Lampley is entering his 13th turn at covering the Olympics, surpassing veteran Jim McKay’s record of 12.
And NBC is offering 418 hours of coverage over 16 days from the 2006 Winter Games in Turin, Italy, topping the 375 hours broadcast from Salt Lake City four years ago.
It all starts with the opening ceremonies, which kick off at 8 p.m. Friday on KING-TV, Channel 5.
“I don’t think we have yet reached the high-water mark for coverage of these kind of events, this kind of entertainment,” Lampley said in a teleconference from Italy on Wednesday.
But more than simply piling on the hours of coverage, Lampley said the crew’s job is to guide viewers to the stories they want to focus on and introduce them to the individuals who make the games special.
This will be the first Winter Olympics since the figure-skating judging scandal that rocked the world and resulted in two gold medals in 2002. In that vein, cable’s USA network will broadcast an hourly show each night, “Olympic Ice,” all about figure skating.
The show gives host Mary Carillo and longtime figure skating analyst and two-time gold medallist Dick Button a chance to sound off on the day’s events.
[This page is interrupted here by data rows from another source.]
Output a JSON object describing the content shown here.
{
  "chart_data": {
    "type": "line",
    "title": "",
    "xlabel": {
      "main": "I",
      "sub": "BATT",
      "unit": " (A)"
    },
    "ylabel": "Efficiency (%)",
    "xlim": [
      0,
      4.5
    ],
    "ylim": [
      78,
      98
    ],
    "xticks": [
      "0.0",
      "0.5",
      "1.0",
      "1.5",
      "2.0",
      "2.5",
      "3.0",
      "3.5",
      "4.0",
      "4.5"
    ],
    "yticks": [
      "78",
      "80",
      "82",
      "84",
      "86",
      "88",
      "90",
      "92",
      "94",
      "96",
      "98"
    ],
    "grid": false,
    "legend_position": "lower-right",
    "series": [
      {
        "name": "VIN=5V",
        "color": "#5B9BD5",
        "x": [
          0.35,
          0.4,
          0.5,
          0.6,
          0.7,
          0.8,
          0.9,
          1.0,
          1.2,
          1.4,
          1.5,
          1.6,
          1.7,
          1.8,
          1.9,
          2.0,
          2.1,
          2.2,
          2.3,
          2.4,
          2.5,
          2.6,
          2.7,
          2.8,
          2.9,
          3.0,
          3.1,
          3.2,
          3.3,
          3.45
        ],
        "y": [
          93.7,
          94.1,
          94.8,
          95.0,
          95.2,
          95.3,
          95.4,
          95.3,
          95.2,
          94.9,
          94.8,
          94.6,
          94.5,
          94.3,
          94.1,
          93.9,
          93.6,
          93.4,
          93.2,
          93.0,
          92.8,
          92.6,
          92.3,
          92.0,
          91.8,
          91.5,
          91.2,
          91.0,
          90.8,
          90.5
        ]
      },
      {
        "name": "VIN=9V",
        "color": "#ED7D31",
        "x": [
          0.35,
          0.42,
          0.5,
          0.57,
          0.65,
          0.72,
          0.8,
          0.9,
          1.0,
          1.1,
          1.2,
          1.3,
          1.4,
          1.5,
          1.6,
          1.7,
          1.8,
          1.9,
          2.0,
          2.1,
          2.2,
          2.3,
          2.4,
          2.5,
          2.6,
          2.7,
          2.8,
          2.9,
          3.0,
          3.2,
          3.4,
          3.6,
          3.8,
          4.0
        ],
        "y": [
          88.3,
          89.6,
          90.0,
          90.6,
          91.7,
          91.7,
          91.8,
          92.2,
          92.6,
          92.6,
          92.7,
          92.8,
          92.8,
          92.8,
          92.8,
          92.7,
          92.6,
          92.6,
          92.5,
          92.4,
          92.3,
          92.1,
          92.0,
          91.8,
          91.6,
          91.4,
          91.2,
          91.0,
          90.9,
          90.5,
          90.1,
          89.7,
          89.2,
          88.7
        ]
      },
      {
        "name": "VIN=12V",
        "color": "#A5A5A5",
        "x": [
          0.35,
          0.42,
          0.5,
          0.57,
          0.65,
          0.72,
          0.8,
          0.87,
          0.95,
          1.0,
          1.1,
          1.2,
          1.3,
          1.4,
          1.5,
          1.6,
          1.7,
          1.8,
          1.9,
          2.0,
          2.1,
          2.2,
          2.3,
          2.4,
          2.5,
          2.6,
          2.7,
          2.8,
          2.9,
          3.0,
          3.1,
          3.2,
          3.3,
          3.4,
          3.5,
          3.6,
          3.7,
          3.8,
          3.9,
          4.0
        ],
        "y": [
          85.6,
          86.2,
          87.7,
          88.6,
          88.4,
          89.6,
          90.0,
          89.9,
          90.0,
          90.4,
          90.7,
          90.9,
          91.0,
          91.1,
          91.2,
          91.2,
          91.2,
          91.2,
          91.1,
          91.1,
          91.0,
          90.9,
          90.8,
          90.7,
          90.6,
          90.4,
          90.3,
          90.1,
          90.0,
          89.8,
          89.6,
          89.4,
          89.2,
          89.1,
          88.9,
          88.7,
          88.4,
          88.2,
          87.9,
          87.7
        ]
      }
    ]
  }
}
They’re calling it a mix of breaking news, in-depth analysis and exclusive athlete interviews.
“On ‘Olympic Ice,’ we have the time to say whatever we want to about something,” Button said. “We can bring up ideas that may not be right for the actual performance.”
The four minutes or so during each performance offers commentators enough time to talk only about what the skaters are doing and why. The one-hour show will allow them to dig deeper into the Winter Games’ most watched event.
“I didn’t know there were other sports at the Olympics until I got to my 16th Olympics,” Button quipped.
But every Olympic Games tends to bring out new faces and personalities, or veterans who we want to see go further than they’ve gone before.
And these Winter Games aren’t lacking for inspiration.
Speedskaters Chad Hedrick and Shani Davis should draw considerable attention.
Hedrick, an inline skating champion, wasn’t skating on ice four years ago and is now a gold-medal favorite. Davis is the first black to make the U.S. Olympic speedskating team.
Of course, there’s figure skater Michelle Kwan, who was a somewhat controversial addition to the U.S. team this year after missing the national championships. She’s America’s-darling choice, but will Kwan finally be able to stand at the top of the medal platform, especially amid competition from the likes of American Sasha Cohen and Russian Irina Slutskaya?
There’s freestyle skier Jeremy Bloom, who is putting a football career on hold to go for the gold in the moguls event.
And there’s Alpine skier Bode Miller, who won a couple of silver medals in Salt Lake City four years ago and recently ruffled some feathers in a “60 Minutes” interview, talking about how difficult it is to “ski when you’re wasted.”
Such stories, and so many more, make the Olympics what they are. You don’t always know going into it exactly what you’re going to care about a few days later.
“You need those moments which draw people into the … process and create the general interest in the games,” Lampley said. “Something will happen that does that, we just don’t know what it’s going to be.”